In Bangladesh, it was the enemies of
independence, the collaborators of the Pakistan
army, who were taking over nearly every area of
politics and administration. In these decades
since 1975, or 1977 (it depends on how you look
at the whole idea), the Left Front in West Bengal
has carried out extensive land reforms, has
expanded the network of statewide education, has
disciplined Calcutta in the civic sense of the
meaning.
In Bangladesh, those who have benefited from the
assassinations of 1975 have persistently divided
the country right down the middle, have confused
people with their spurious brands of politics and
have simply handed over the economy to the robber
barons.
Of course, West Bengal’s leftists have
restructured their economic programs to inject
pragmatism in their politics. Jyoti Basu,
Buddhadev Bhattacharjee, and Asim Dasgupta have
solicited foreign investment without undermining
their core socialistic principles.
Contrast that with Bangladesh. The quality of
political leadership has been embarrassingly low,
non-government organisations have claimed
increasingly bigger shares of the cake and
foreigners have found endless opportunities to
meddle in the nation’s politics.
The World Bank and the IMF have never called up
the courage to tell the Left Front government
what it must do as an administration; in
Bangladesh, these two representatives of Western
interests are everywhere in the corridors of
power, have unlimited access to policy making.

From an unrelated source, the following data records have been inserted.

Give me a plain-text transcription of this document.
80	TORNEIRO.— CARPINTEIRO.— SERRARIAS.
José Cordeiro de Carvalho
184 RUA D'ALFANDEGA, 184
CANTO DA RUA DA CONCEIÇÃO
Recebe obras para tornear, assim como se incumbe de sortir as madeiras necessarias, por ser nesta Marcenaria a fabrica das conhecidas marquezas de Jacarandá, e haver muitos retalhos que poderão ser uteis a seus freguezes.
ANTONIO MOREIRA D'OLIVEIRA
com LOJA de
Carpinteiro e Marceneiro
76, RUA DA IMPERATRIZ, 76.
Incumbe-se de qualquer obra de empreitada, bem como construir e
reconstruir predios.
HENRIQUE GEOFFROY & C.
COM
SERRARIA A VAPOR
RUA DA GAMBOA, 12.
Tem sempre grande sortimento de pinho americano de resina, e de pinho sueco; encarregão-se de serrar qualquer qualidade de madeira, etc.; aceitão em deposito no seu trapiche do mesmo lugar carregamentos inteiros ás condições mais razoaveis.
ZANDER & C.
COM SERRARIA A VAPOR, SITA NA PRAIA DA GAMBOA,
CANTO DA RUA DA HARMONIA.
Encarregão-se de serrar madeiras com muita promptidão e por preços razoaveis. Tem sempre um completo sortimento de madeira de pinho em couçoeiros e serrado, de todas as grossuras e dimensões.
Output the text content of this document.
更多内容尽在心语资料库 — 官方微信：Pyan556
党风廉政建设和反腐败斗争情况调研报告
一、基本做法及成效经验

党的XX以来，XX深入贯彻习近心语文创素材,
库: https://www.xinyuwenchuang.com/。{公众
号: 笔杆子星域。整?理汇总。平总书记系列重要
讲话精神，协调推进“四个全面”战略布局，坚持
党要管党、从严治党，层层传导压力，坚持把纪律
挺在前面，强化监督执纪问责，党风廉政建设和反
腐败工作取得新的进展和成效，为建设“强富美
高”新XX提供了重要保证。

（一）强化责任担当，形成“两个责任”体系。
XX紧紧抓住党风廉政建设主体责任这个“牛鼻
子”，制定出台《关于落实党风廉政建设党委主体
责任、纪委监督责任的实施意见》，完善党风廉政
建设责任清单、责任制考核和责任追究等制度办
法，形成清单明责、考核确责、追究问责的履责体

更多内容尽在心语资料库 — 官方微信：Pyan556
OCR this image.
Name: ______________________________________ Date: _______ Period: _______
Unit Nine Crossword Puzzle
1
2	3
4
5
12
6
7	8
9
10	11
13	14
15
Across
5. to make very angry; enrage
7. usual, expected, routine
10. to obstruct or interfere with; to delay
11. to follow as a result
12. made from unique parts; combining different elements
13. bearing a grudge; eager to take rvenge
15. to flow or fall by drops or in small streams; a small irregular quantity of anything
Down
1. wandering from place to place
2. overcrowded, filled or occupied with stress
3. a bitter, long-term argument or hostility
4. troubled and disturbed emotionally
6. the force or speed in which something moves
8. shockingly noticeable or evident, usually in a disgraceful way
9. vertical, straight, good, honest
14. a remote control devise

Ask the finance minister of this independent
country.
It is intriguing how divergent the two Bengals
have been in the operation of politics. In
Calcutta, politics has remained, despite the
structural changes to the economy, in the hands
of the political classes — and they extend from
the grassroots to the highest level of power. In
Dhaka, with as much as eighty four per cent of
membership in the Jatiyo Sangsad in the hands of
businessmen (and the major political parties
happily throwing around nominations at hefty
prices), politics has slipped into the clutches
of a class that knows not the high calling of the
profession. Parliament, predictably, is no more
the focus of governance.
In Jyoti Basu, Buddhadev Bhattacharjee, and the
recently expired Anil Biswas, West Bengal has had
the very enviable good fortune of being led by
the politically savvy and idealistic. In
Bangladesh, apart from the government of Sheikh
Mujibur Rahman, and, twenty-one years after his
assassination, that of his daughter, politics has
been in free fall. The mediocrity and
incompetence all around us say it all.